Why the Champions of Affirmative Action Had to Leave Asians Behind

New Yorker

An excellent piece by Jay Caspian Kang who writes candidly about affirmative action—”The original concept in pursuit of diversity was vital and righteous. The way it was practiced was hard to defend.” In reviewing the dissent by Jackson and Sotomayor, he argues, “These opinions betray the corruption of affirmative action’s original righteous, reparative promise, and the way in which a program that was designed for a racially binary America never got meaningfully updated for today’s multiracial democracy.”

“Asian Americans, the group whom the suit was supposedly about, have been oddly absent from the conversations…both the courts and the media have mostly ignored the Asian American plaintiffs and chosen, instead, to relitigate the same arguments about merit, white supremacy, and privilege…”

Kang points to Powell’s 1978 Bakke opinion as the beginning of the end of affirmative action— “ By arguing that the race of a candidate could be considered, but not as part of a reparative, quota-based program that tried to reduce the harms of slavery and injustice…[but] to produce a ‘diverse’ student body.” Kang argues, “Affirmative action…was doomed from that moment forward because it had been stripped of its moral force…It is easy and perhaps virtuous to defend the reparative version of affirmative action; it is harder to defend the system as it has actually been used.”

And how has it been used? “Most reporting on the subject—including my own, as well as a story in the Harvard Crimson—shows that descendants of slaves are relatively underrepresented among Black students at Harvard, compared with students from upwardly mobile Black immigrant families. It is easy and perhaps virtuous to defend the reparative version of affirmative action; it is harder to defend the system as it has actually been used.”

In practice, “Powell’s decision gave schools like Harvard…the leeway to corrupt the original spirit of affirmative action and turn it into a counting game for rich kids.”

Kang then gives some examples of what Harvard could have done if its interest in uplifting the least advantaged was in earnest, including investing in college prep academies, taking kids from community colleges, and expanding its class sizes.

That said, Kang does not expect universities to adhere to the spirit of the ruling. Instead, he anticipates further opaqueness and continued discrimination against Asian applicants— “I have no faith that the processes they use to do so will be any better than the broken system they’re trying to replace. The conversation will not.”

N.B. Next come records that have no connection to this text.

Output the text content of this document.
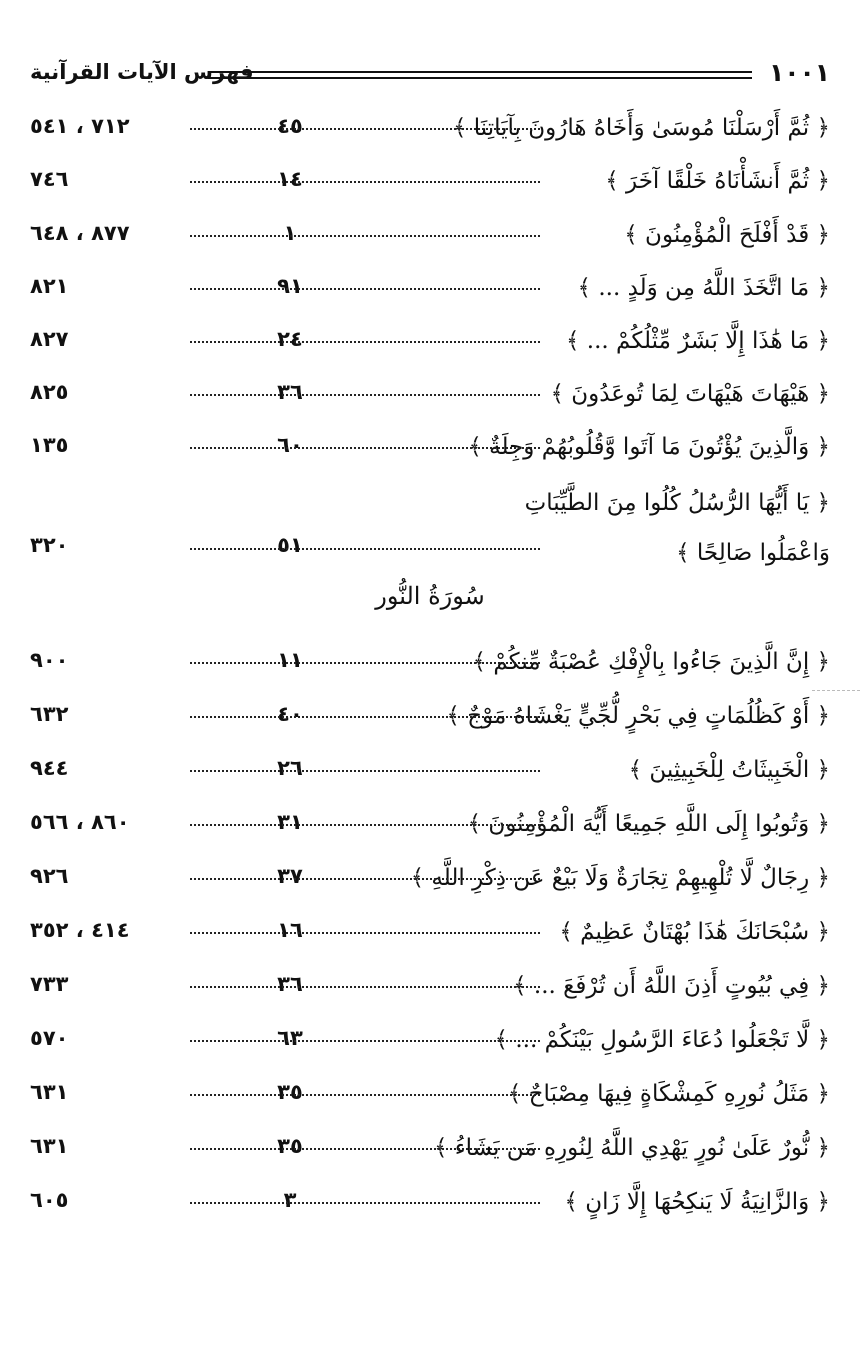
١٠٠١
فهرس الآيات القرآنية
﴿ ثُمَّ أَرْسَلْنَا مُوسَىٰ وَأَخَاهُ هَارُونَ بِآيَاتِنَا ﴾
٤٥
٧١٢ ، ٥٤١
﴿ ثُمَّ أَنشَأْنَاهُ خَلْقًا آخَرَ ﴾
١٤
٧٤٦
﴿ قَدْ أَفْلَحَ الْمُؤْمِنُونَ ﴾
١
٨٧٧ ، ٦٤٨
﴿ مَا اتَّخَذَ اللَّهُ مِن وَلَدٍ ... ﴾
٩١
٨٢١
﴿ مَا هَٰذَا إِلَّا بَشَرٌ مِّثْلُكُمْ ... ﴾
٢٤
٨٢٧
﴿ هَيْهَاتَ هَيْهَاتَ لِمَا تُوعَدُونَ ﴾
٣٦
٨٢٥
﴿ وَالَّذِينَ يُؤْتُونَ مَا آتَوا وَّقُلُوبُهُمْ وَجِلَةٌ ﴾
٦٠
١٣٥
﴿ يَا أَيُّهَا الرُّسُلُ كُلُوا مِنَ الطَّيِّبَاتِ وَاعْمَلُوا صَالِحًا ﴾
٥١
٣٢٠
سُورَةُ النُّور
﴿ إِنَّ الَّذِينَ جَاءُوا بِالْإِفْكِ عُصْبَةٌ مِّنكُمْ ﴾
١١
٩٠٠
﴿ أَوْ كَظُلُمَاتٍ فِي بَحْرٍ لُّجِّيٍّ يَغْشَاهُ مَوْجٌ ﴾
٤٠
٦٣٢
﴿ الْخَبِيثَاتُ لِلْخَبِيثِينَ ﴾
٢٦
٩٤٤
﴿ وَتُوبُوا إِلَى اللَّهِ جَمِيعًا أَيُّهَ الْمُؤْمِنُونَ ﴾
٣١
٨٦٠ ، ٥٦٦
﴿ رِجَالٌ لَّا تُلْهِيهِمْ تِجَارَةٌ وَلَا بَيْعٌ عَن ذِكْرِ اللَّهِ ﴾
٣٧
٩٢٦
﴿ سُبْحَانَكَ هَٰذَا بُهْتَانٌ عَظِيمٌ ﴾
١٦
٤١٤ ، ٣٥٢
﴿ فِي بُيُوتٍ أَذِنَ اللَّهُ أَن تُرْفَعَ ... ﴾
٣٦
٧٣٣
﴿ لَّا تَجْعَلُوا دُعَاءَ الرَّسُولِ بَيْنَكُمْ ... ﴾
٦٣
٥٧٠
﴿ مَثَلُ نُورِهِ كَمِشْكَاةٍ فِيهَا مِصْبَاحٌ ﴾
٣٥
٦٣١
﴿ نُّورٌ عَلَىٰ نُورٍ يَهْدِي اللَّهُ لِنُورِهِ مَن يَشَاءُ ﴾
٣٥
٦٣١
﴿ وَالزَّانِيَةُ لَا يَنكِحُهَا إِلَّا زَانٍ ﴾
٣
٦٠٥
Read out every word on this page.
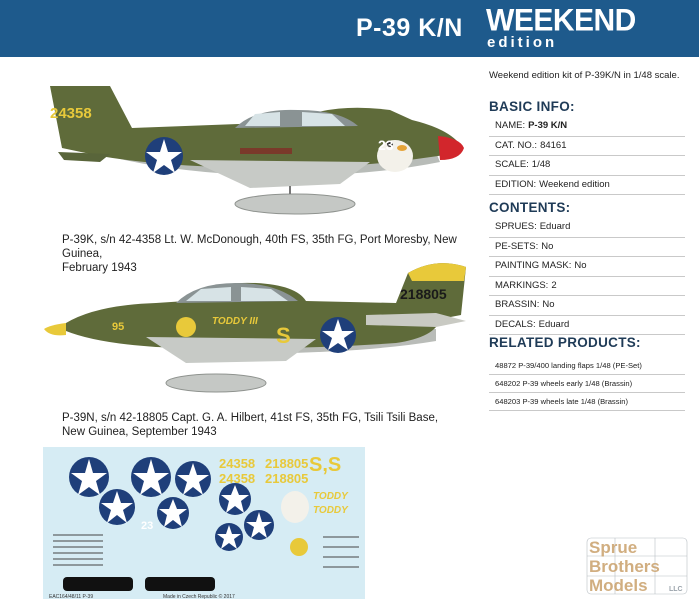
P-39 K/N WEEKEND
edition
24358
23
P-39K, s/n 42-4358 Lt. W. McDonough, 40th FS, 35th FG, Port Moresby, New Guinea,
February 1943
95	TODDY III
S
218805
P-39N, s/n 42-18805 Capt. G. A. Hilbert, 41st FS, 35th FG, Tsili Tsili Base,
New Guinea, September 1943
24358 218805
24358 218805
S,S
TODDY
TODDY
23
EAC164/48/11 P-39	Made in Czech Republic © 2017
Weekend edition kit of P-39K/N in 1/48 scale.
BASIC INFO:
NAME: P-39 K/N
CAT. NO.: 84161
SCALE: 1/48
EDITION: Weekend edition
CONTENTS:
SPRUES: Eduard
PE-SETS: No
PAINTING MASK: No
MARKINGS: 2
BRASSIN: No
DECALS: Eduard
RELATED PRODUCTS:
48872 P-39/400 landing flaps 1/48 (PE-Set)
648202 P-39 wheels early 1/48 (Brassin)
648203 P-39 wheels late 1/48 (Brassin)
Sprue
Brothers
Models	LLC
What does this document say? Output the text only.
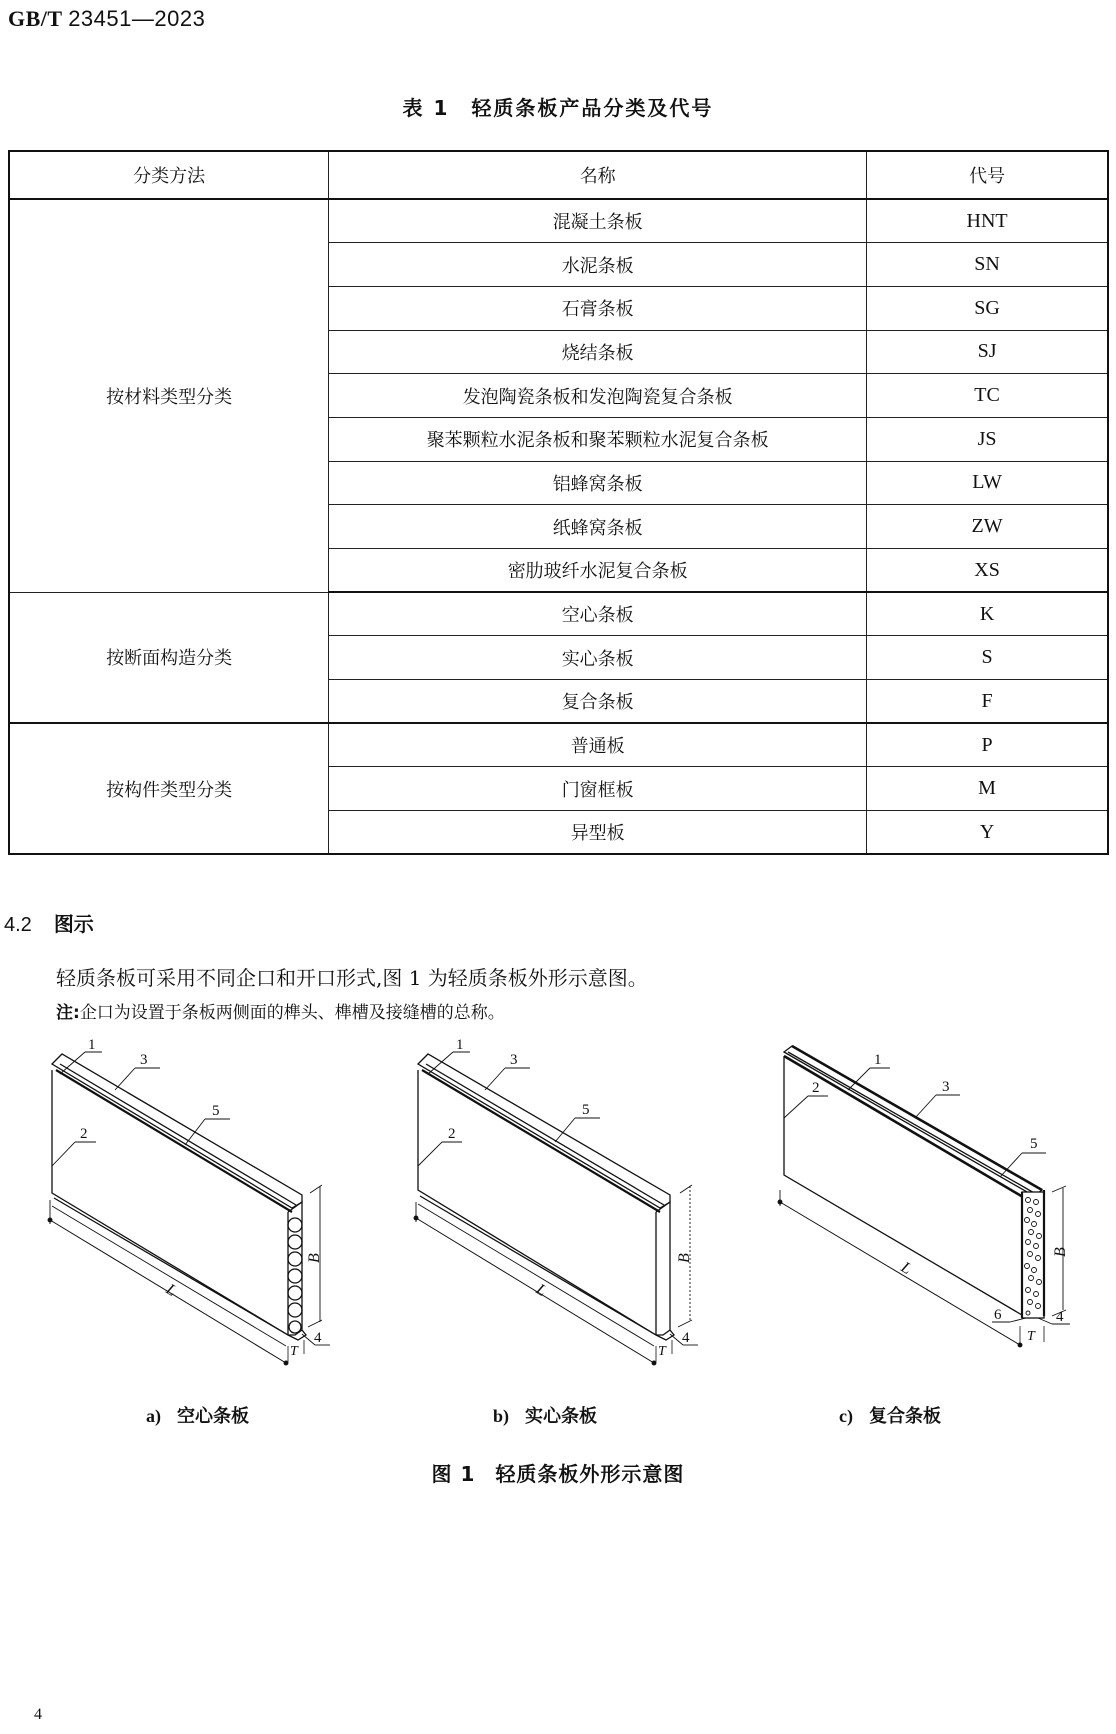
GB/T 23451—2023
表 1 轻质条板产品分类及代号
分类方法	名称	代号
按材料类型分类	混凝土条板	HNT
	水泥条板	SN
	石膏条板	SG
	烧结条板	SJ
	发泡陶瓷条板和发泡陶瓷复合条板	TC
	聚苯颗粒水泥条板和聚苯颗粒水泥复合条板	JS
	铝蜂窝条板	LW
	纸蜂窝条板	ZW
	密肋玻纤水泥复合条板	XS
按断面构造分类	空心条板	K
	实心条板	S
	复合条板	F
按构件类型分类	普通板	P
	门窗框板	M
	异型板	Y
4.2 图示
轻质条板可采用不同企口和开口形式,图 1 为轻质条板外形示意图。
注:企口为设置于条板两侧面的榫头、榫槽及接缝槽的总称。
L
B
T
1
3
2
5
4
L
B
T
1
3
2
5
4
L
B
T
1
2	3
5
6	4
a) 空心条板	b) 实心条板	c) 复合条板
图 1 轻质条板外形示意图
4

In seeking to understand the dissent’s view of Asians, Kang finds little agreement—Jackson practically ignores Asians entirely in her dissent, and Sotomayor makes the bold assertion that Asians should support the diversity narrative and that race-conscious admissions would be good for them— “These opinions betray the corruption of affirmative action’s original righteous, reparative promise, and the way in which a program that was designed for a racially binary America never got meaningfully updated for today’s multiracial democracy.”